Steven J. Holochwost et al, “Music Education, Academic Achievement, and Executive Functions,” Psychology of Aesthetics, Creativity, and the Arts,” 11, no. 2 (2017): 147-166.

Abstract:

This study examined whether music education was associated with improved performance on measures of academic achievement and executive functions ― a set of cognitive processes humans use to set and pursue goals. The participants were 265 children (enrolled in first through eighth grade) and 58% female, with 86% identifying as African American. The students were selected by lottery to participate in an out-of-school program offering individual and large ensemble training on orchestral instruments. Measures of academic achievement (standardized test scores and grades in English language arts and math) were taken from participants’ academic records, and executive functions (EFs) were assessed through students’ performance on a computerized battery of common EF tasks. Results indicated that students who participated in the music education program had higher academic achievement and exhibited gains in executive functions and memory. Findings are discussed in light of current educational policy, with a particular emphasis on the implications for future research designed to understand the pathways connecting music education and EFs.

Key Findings:

  • Elementary school students (first through eighth grade) assigned at random to participate in an intensive (five days per week) out-of-school music program exhibited higher levels of academic achievement than their peers.
  • Students assigned to the program also exhibited better performance on measures of executive functions.
  • The largest differences in academic achievement were observed between students in the music program for two to three years and their control-group peers.
  • Results indicated that, relative to controls, students in the music education program scored higher on standardized tests, earned better grades in English language arts and math, and exhibited superior performance on select tasks of EFs and short-term memory.
  • Further analyses revealed that although the largest differences in performance were observed between students in the control group and those who had received the music program for two to three years, conditional effects were also observed on three EF tasks for students who had been in the program for one year.

Significance of the Findings:

These findings suggest that music education may cause improvements in students’ academic achievement and EFs, and that these improvements may be generalizable to demographically diverse populations of elementary school students.
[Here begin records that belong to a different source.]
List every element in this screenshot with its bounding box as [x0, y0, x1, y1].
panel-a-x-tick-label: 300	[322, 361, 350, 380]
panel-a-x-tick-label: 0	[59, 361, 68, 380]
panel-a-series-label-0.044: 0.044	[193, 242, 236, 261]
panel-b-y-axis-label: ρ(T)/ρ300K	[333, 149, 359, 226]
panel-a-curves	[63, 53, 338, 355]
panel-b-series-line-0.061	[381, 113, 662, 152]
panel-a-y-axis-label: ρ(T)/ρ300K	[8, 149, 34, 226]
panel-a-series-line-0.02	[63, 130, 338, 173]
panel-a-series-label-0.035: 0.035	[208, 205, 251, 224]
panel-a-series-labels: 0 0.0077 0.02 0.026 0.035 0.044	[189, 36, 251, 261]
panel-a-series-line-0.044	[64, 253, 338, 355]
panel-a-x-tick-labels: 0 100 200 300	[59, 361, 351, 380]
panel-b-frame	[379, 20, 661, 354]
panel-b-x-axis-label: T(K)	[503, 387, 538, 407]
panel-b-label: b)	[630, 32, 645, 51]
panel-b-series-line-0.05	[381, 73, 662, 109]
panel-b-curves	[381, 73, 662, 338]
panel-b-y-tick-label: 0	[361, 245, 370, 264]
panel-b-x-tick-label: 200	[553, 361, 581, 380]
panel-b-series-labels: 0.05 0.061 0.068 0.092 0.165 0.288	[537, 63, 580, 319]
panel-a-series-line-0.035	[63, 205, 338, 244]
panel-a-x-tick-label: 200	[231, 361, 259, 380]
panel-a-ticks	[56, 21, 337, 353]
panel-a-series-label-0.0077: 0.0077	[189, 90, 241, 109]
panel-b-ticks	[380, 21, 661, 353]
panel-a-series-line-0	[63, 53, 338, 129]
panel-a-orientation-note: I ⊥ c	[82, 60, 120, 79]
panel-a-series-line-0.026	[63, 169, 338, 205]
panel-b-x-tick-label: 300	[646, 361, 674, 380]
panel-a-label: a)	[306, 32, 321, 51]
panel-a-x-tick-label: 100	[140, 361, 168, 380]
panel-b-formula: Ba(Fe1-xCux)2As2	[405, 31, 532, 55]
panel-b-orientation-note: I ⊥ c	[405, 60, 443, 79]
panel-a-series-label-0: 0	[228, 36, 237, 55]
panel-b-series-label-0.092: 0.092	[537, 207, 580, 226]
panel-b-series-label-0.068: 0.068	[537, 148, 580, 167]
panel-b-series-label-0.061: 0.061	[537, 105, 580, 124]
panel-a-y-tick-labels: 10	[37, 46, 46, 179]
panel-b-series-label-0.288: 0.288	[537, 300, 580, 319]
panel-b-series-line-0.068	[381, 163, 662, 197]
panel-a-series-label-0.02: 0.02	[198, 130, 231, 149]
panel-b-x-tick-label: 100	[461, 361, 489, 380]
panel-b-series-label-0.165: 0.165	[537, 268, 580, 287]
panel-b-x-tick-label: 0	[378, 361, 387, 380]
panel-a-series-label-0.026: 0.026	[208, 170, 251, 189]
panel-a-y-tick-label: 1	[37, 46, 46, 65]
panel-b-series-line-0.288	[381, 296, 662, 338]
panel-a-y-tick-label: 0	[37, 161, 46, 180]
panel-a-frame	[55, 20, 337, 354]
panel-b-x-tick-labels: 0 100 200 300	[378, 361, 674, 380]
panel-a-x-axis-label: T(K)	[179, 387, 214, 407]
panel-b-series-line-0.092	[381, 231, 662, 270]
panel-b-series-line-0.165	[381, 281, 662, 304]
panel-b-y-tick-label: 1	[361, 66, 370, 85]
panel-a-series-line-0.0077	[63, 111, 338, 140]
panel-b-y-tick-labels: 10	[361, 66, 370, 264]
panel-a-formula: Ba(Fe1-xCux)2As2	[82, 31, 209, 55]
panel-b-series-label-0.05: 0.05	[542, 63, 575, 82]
However, the intensive schedule of the program (five days per week, two hours per day), together with the fact that some effects were not observed until students had been in the program for two years, indicate that these improvements may require substantial investments of time and resources to be realized.

Methodology:

Participants were 265 children (enrolled in first through eighth grade) and 58% female, with 86% identifying as African American. The students attended a school in a historically underserved area of a major northeastern city in the United States. Academic achievement was measured using a combination of course grades and standardized test scores; EFs was indexed using computerized versions of nine EF tasks. Data were analyzed using a series of hierarchical linear models that tested the effects of the program on these measures of academic achievement and executive functions.

Limitations of the Research:

  • The measures of executive functions featured a forward digit span task of short-term memory, rather than a backward span task of working memory.
  • Analyses did not control for students’ socioeconomic status or IQ.
  • Although the study featured an active control group (an after school homework club), the results cannot exclude the possibility that a program offering instruction in another arts discipline would have conferred similar benefits.

Questions to Guide New Research:

  • What accounts for the apparent effects of music education on academic achievement and executive functions? Specifically, can these effects be partially explained by:
    • The potential for music to enhance students’ motivation or task persistence?
    • The possibility that music reorganizes students’ neurological and neurophysiological function to better support learning?